Elon Musk może upierać się, że zasilanie samochodów przyszłości wodorem jest kompletnie bez sensu, ale Toyota i inni wiodący japońscy producenci mają na ten temat inne zdanie i mają zamiar mocniej eksplorować ten sektor i to nie tylko w zakresie motoryzacji.
W ostatnich latach w Europie i Stanach Zjednoczonych obserwujemy raczej rosnące zainteresowanie samochodami elektrycznymi, gdzie koncerny motoryzacyjne opracowują dziesiątki nowych modeli, które mają trafić na rynek w najbliższych lat. Tymczasem w Japonii sytuacja wygląda zupełnie inaczej, bo tu do łask wkracza właśnie wodór, który pomóc ma nie tylko w ograniczaniu szkodliwych emisji, ale i uniezależnieniu kraju od zewnętrznych dostawców paliw (dotąd w grę wchodziła jeszcze energia jądrowa, ale po wydarzeniach z Fukushimy entuzjazm nieco opadł).

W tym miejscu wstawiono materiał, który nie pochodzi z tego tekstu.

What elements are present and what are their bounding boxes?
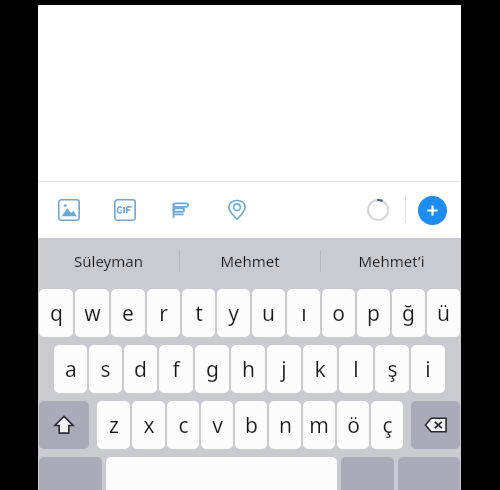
button[interactable]: x: [132, 401, 165, 449]
staticText: l: [353, 355, 359, 384]
staticText: ş: [387, 355, 398, 384]
button[interactable]: ğ: [392, 289, 425, 337]
button[interactable]: r: [147, 289, 180, 337]
button[interactable]: ü: [427, 289, 460, 337]
button[interactable]: s: [89, 345, 122, 393]
staticText: ğ: [402, 299, 415, 328]
button[interactable]: p: [357, 289, 390, 337]
button[interactable]: ç: [371, 401, 403, 449]
staticText: x: [143, 411, 155, 440]
button[interactable]: a: [54, 345, 87, 393]
button[interactable]: ö: [337, 401, 369, 449]
button[interactable]: t: [182, 289, 215, 337]
staticText: w: [84, 299, 101, 328]
button[interactable]: e: [111, 289, 145, 337]
staticText: ö: [347, 411, 360, 440]
staticText: u: [262, 299, 275, 328]
staticText: r: [159, 299, 168, 328]
button[interactable]: h: [231, 345, 265, 393]
staticText: Mehmet’i: [358, 251, 425, 271]
staticText: t: [195, 299, 203, 328]
staticText: o: [332, 299, 345, 328]
button[interactable]: b: [235, 401, 267, 449]
button[interactable]: k: [303, 345, 337, 393]
button[interactable]: g: [195, 345, 229, 393]
button[interactable]: m: [303, 401, 335, 449]
button[interactable]: n: [269, 401, 301, 449]
button[interactable]: ı: [287, 289, 320, 337]
staticText: d: [134, 355, 147, 384]
button[interactable]: i: [411, 345, 445, 393]
button[interactable]: Süleyman: [38, 238, 179, 283]
button[interactable]: q: [39, 289, 73, 337]
button[interactable]: y: [217, 289, 250, 337]
staticText: k: [314, 355, 326, 384]
staticText: m: [309, 411, 329, 440]
button[interactable]: z: [97, 401, 130, 449]
staticText: v: [212, 411, 223, 440]
button[interactable]: d: [124, 345, 157, 393]
staticText: y: [228, 299, 239, 328]
button[interactable]: Location: [220, 193, 254, 227]
button[interactable]: o: [322, 289, 355, 337]
button[interactable]: Backspace: [411, 401, 460, 449]
staticText: s: [100, 355, 111, 384]
staticText: Süleyman: [74, 251, 143, 271]
staticText: b: [245, 411, 258, 440]
staticText: e: [122, 299, 134, 328]
button[interactable]: [361, 193, 395, 227]
staticText: a: [65, 355, 77, 384]
staticText: n: [279, 411, 292, 440]
staticText: z: [109, 411, 119, 440]
button[interactable]: j: [267, 345, 301, 393]
staticText: f: [172, 355, 180, 384]
button[interactable]: u: [252, 289, 285, 337]
button[interactable]: l: [339, 345, 373, 393]
staticText: ü: [437, 299, 450, 328]
staticText: j: [281, 355, 287, 384]
button[interactable]: f: [159, 345, 193, 393]
staticText: g: [206, 355, 219, 384]
button[interactable]: c: [167, 401, 199, 449]
button[interactable]: ş: [375, 345, 409, 393]
staticText: i: [425, 355, 431, 384]
staticText: Mehmet: [220, 251, 280, 271]
staticText: p: [367, 299, 380, 328]
staticText: q: [50, 299, 63, 328]
button[interactable]: Photo: [52, 193, 86, 227]
button[interactable]: v: [201, 401, 233, 449]
staticText: ı: [301, 299, 307, 328]
button[interactable]: w: [75, 289, 109, 337]
button[interactable]: Send: [418, 196, 447, 225]
button[interactable]: Poll: [164, 193, 198, 227]
staticText: ç: [382, 411, 393, 440]
staticText: c: [178, 411, 189, 440]
staticText: h: [242, 355, 255, 384]
button[interactable]: Mehmet’i: [321, 238, 461, 283]
button[interactable]: GIF: [108, 193, 142, 227]
button[interactable]: Mehmet: [180, 238, 320, 283]
button[interactable]: Shift: [39, 401, 89, 449]
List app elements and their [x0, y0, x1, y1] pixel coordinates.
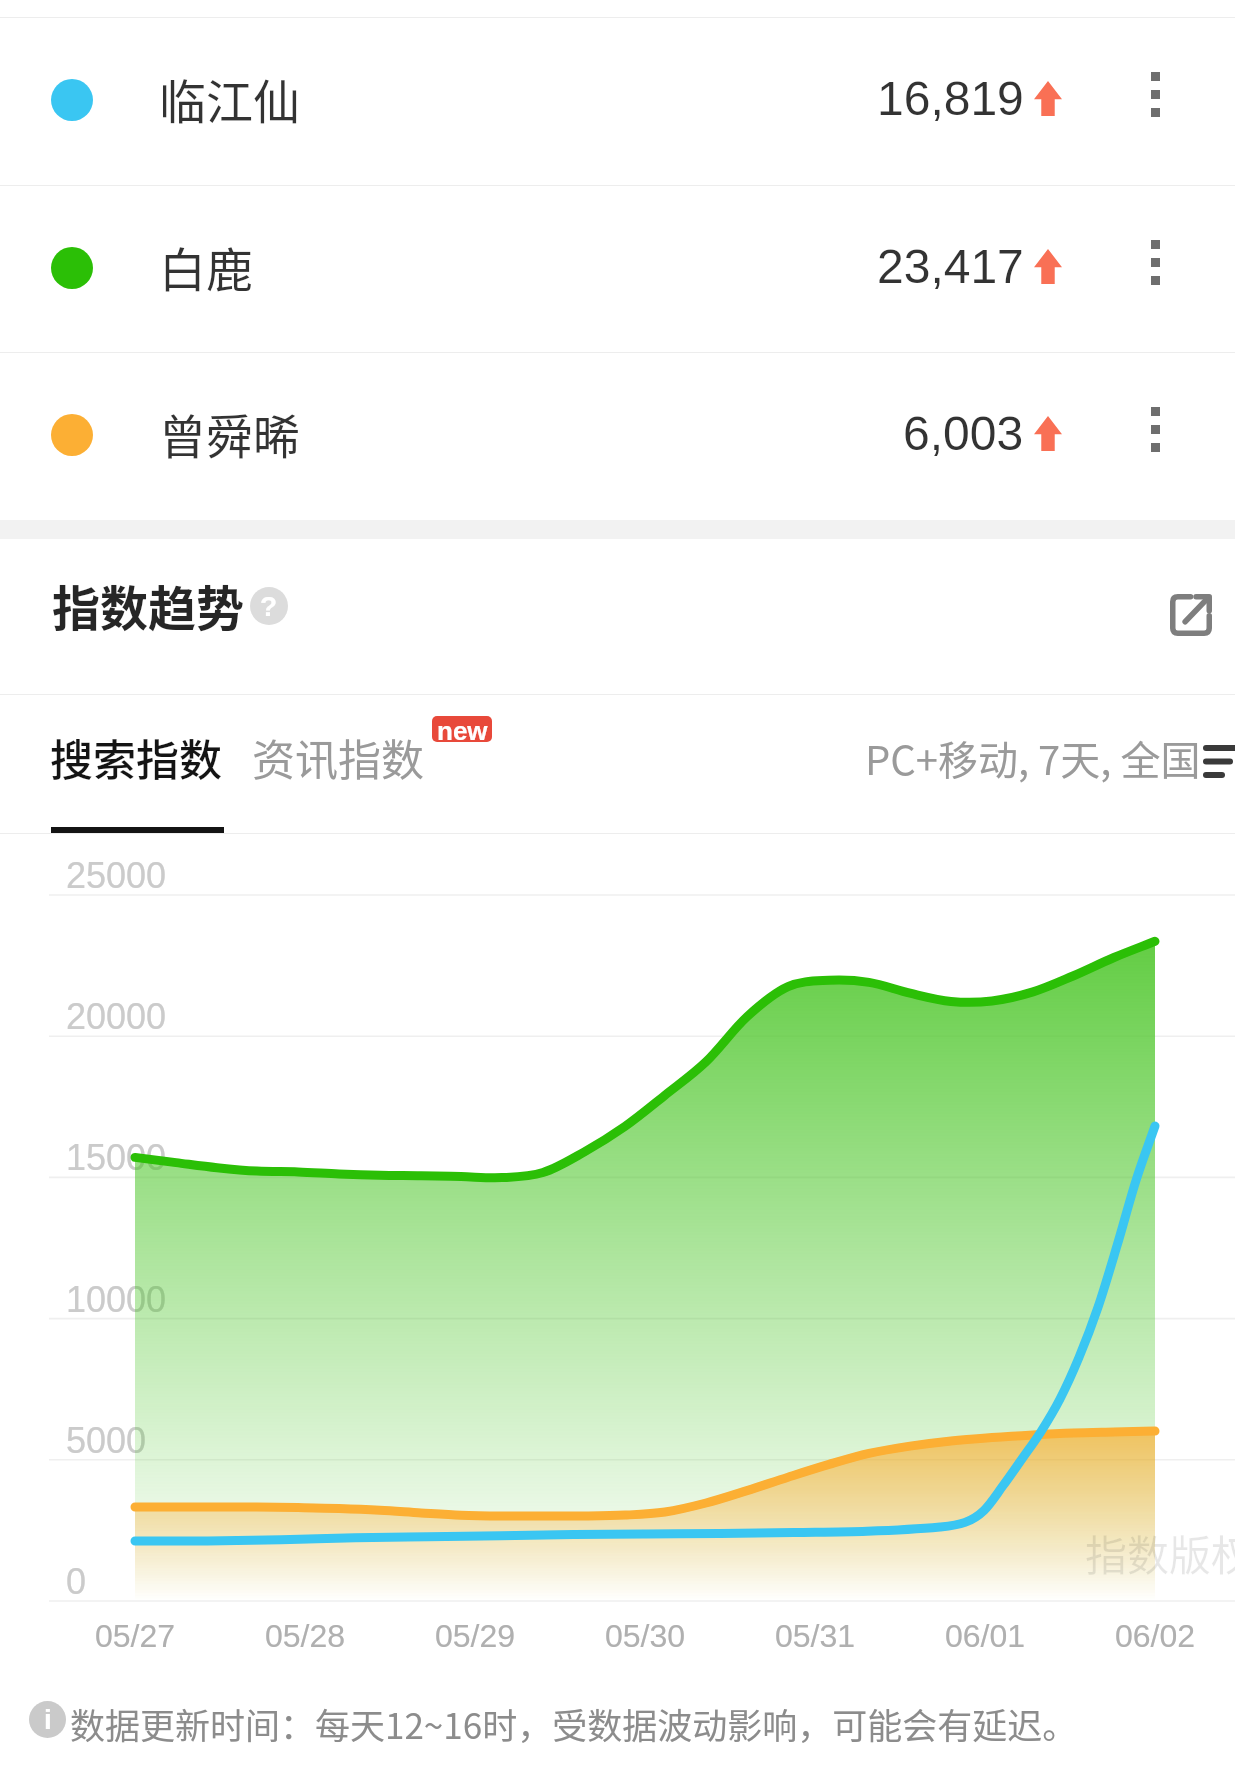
- button[interactable]: 临江仙: [0, 17, 1235, 185]
- staticText: 16,819: [877, 72, 1024, 126]
- staticText: 20000: [66, 996, 167, 1036]
- button[interactable]: 资讯指数: [252, 726, 424, 788]
- staticText: 搜索指数: [50, 726, 222, 788]
- staticText: 05/28: [265, 1618, 346, 1654]
- staticText: 05/31: [775, 1618, 856, 1654]
- staticText: 数据更新时间：每天12~16时，受数据波动影响，可能会有延迟。: [70, 1698, 1078, 1749]
- staticText: 指数版权: [1085, 1522, 1235, 1583]
- staticText: 10000: [66, 1279, 167, 1319]
- staticText: 指数趋势: [52, 570, 245, 640]
- button[interactable]: 搜索指数: [50, 726, 222, 788]
- button[interactable]: More options: [1105, 55, 1205, 145]
- staticText: PC+移动, 7天, 全国: [865, 729, 1201, 787]
- staticText: 5000: [66, 1420, 147, 1460]
- button[interactable]: 曾舜晞: [0, 352, 1235, 520]
- button[interactable]: Help: [250, 587, 288, 625]
- staticText: i: [44, 1704, 52, 1735]
- staticText: ?: [260, 591, 278, 622]
- button[interactable]: Open in new window: [1148, 572, 1234, 658]
- staticText: 曾舜晞: [159, 399, 300, 467]
- button[interactable]: PC+移动, 7天, 全国: [845, 722, 1235, 794]
- staticText: 05/29: [435, 1618, 516, 1654]
- button[interactable]: 指数趋势: [52, 570, 245, 640]
- staticText: new: [437, 716, 488, 742]
- staticText: 05/30: [605, 1618, 686, 1654]
- staticText: 23,417: [877, 240, 1024, 294]
- button[interactable]: 白鹿: [0, 185, 1235, 353]
- staticText: 15000: [66, 1137, 167, 1177]
- staticText: 白鹿: [159, 232, 253, 300]
- staticText: 资讯指数: [252, 726, 424, 788]
- button[interactable]: More options: [1105, 390, 1205, 480]
- staticText: 25000: [66, 855, 167, 895]
- staticText: 6,003: [903, 407, 1024, 461]
- staticText: 06/01: [945, 1618, 1026, 1654]
- staticText: 临江仙: [159, 64, 300, 132]
- staticText: 06/02: [1115, 1618, 1196, 1654]
- button[interactable]: More options: [1105, 223, 1205, 313]
- staticText: 05/27: [95, 1618, 176, 1654]
- staticText: 0: [66, 1561, 87, 1601]
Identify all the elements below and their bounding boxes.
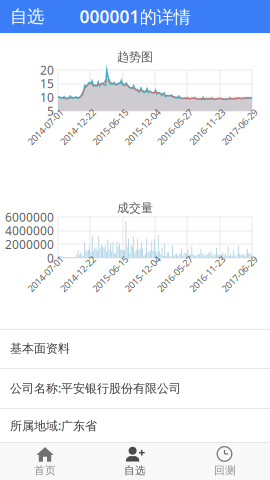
staticText: 4000000 xyxy=(5,223,54,239)
staticText: 2014-07-01 xyxy=(22,121,68,133)
button[interactable]: 首页 xyxy=(0,443,90,480)
staticText: 000001的详情 xyxy=(80,5,190,28)
staticText: 20 xyxy=(40,62,54,78)
button[interactable]: 基本面资料 xyxy=(0,329,270,368)
staticText: 2015-12-04 xyxy=(120,268,166,280)
staticText: 5 xyxy=(47,103,54,119)
staticText: 2016-05-27 xyxy=(152,268,198,280)
staticText: 6000000 xyxy=(5,209,54,225)
staticText: 基本面资料 xyxy=(10,341,70,356)
staticText: 自选 xyxy=(10,6,44,27)
staticText: 所属地域:广东省 xyxy=(10,418,97,433)
staticText: 2015-06-15 xyxy=(87,268,133,280)
staticText: 10 xyxy=(40,89,54,105)
staticText: 回测 xyxy=(214,464,236,477)
staticText: 2014-12-22 xyxy=(55,268,101,280)
staticText: 首页 xyxy=(34,464,56,477)
staticText: 15 xyxy=(40,76,54,92)
staticText: 2016-11-23 xyxy=(184,268,230,280)
button[interactable]: 所属地域:广东省 xyxy=(0,408,270,443)
staticText: 自选 xyxy=(124,464,146,477)
staticText: 2016-11-23 xyxy=(184,121,230,133)
button[interactable]: 公司名称:平安银行股份有限公司 xyxy=(0,368,270,408)
staticText: 2015-06-15 xyxy=(87,121,133,133)
staticText: 2015-12-04 xyxy=(120,121,166,133)
staticText: 2014-12-22 xyxy=(55,121,101,133)
staticText: 趋势图 xyxy=(117,50,153,64)
button[interactable]: 自选 xyxy=(0,0,54,33)
staticText: 成交量 xyxy=(117,201,153,215)
staticText: 2000000 xyxy=(5,236,54,252)
staticText: 2017-06-29 xyxy=(216,121,262,133)
button[interactable]: 回测 xyxy=(180,443,270,480)
button[interactable]: 自选 xyxy=(90,443,180,480)
staticText: 2017-06-29 xyxy=(216,268,262,280)
staticText: 2016-05-27 xyxy=(152,121,198,133)
staticText: 0 xyxy=(47,250,54,266)
staticText: 公司名称:平安银行股份有限公司 xyxy=(10,380,181,396)
staticText: 2014-07-01 xyxy=(22,268,68,280)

Na czele organizacji zrzeszających wszystkich producentów zainteresowanych wodorem stanęła Toyota, która ma „błogosławieństwo” japońskiego premiera, Shinzo Abe. - Chodzi o zwiększenie liczby zawodników i stworzenie infrastruktury wodorowej w najbardziej sprzyjających lokacjach, żeby biznes wodorowy stał się realny i opłacalny za 10-15 lat - twierdzi generalny menadżer projektu w Toyota’s R&D i Engineering Management Division, Taiyo Kawai. Warto bowiem podkreślić, że technologia ogniw paliwowy zmieniających wodór w elektryczność i pozostawiając jako produkt uboczny jedynie parę wodną, jest w użyciu od dekad, ale z wielu powodów nie przyjęła się na szerszą skalę.
Przede wszystkim do niedawna była jeszcze zbyt droga, żeby liczyć na szerokie zastosowanie komercyjne i z tego też powodu nie ma jeszcze stosownej infrastruktury, nic więc dziwnego, że Toyota nie widzi opcja na upowszechnienie wodoru wcześniej niż za kilka/kilkanaście lat. Nie oznacza to jednak, że koncerny nie zaczną działać już wcześniej, bo jak poinformowały chcą wydać 400 milionów dolarów na dotacje z zakresu ogniw paliwowych i stacje tankowania wodoru do czasu najbliższych Igrzysk Olimpijskich w Tokio, które z powodu pandemii koronawirusa zostały przesunięte na lipiec 2021 roku - wtedy też na ulice wyjechać ma 100 zasilanych wodorem autobusów.
Mówiąc krótko, w Japonii dużo się dzieje w tym temacie, ale nie da się ukryć, że i Europa zaczyna przejawiać zainteresowanie wodorem, choć produkcja samochodów elektrycznych jest dużo tańsza, bo odbywa się już na masową skalę i jest dużo lepiej z infrastrukturą stacji ładujących. Wystarczy tylko wspomnieć, że 10 marca Komisja Europejska ogłosiła nową strategię przemysłową „Clean Hydrogen Alliance”, która zawiera plany sojuszu na rzecz technologii wodorowych, dzięki którym możliwe będzie obniżenie emisji. KE dąży bowiem do tego, żeby do 2050 roku Europa stała się pierwszym neutralnym dla klimatu kontynentem.
Należy zaznaczyć, że wodór wspomóc ma nie tylko motoryzację, ale i wiele innych gałęzi przemysłu, jak hutnictwo, chemikalia czy produkcja cementu, które aktualnie używają paliw kopalnych, głównie ze względu na brak zamienników zdolnych do pracy w bardzo wysokich temperaturach. Jak twierdził Tudor Constantinescu, główny doradca KE do spraw energii: - Wodór może się okazać brakującym ogniwem w transformacji energetycznej, ze względu na to, że może pomóc wyeliminować węgiel i paliwa kopalne z procesów przemysłowych oraz ciężkiego transportu – lotnictwa, samochodów ciężarowych i transportu morskiego.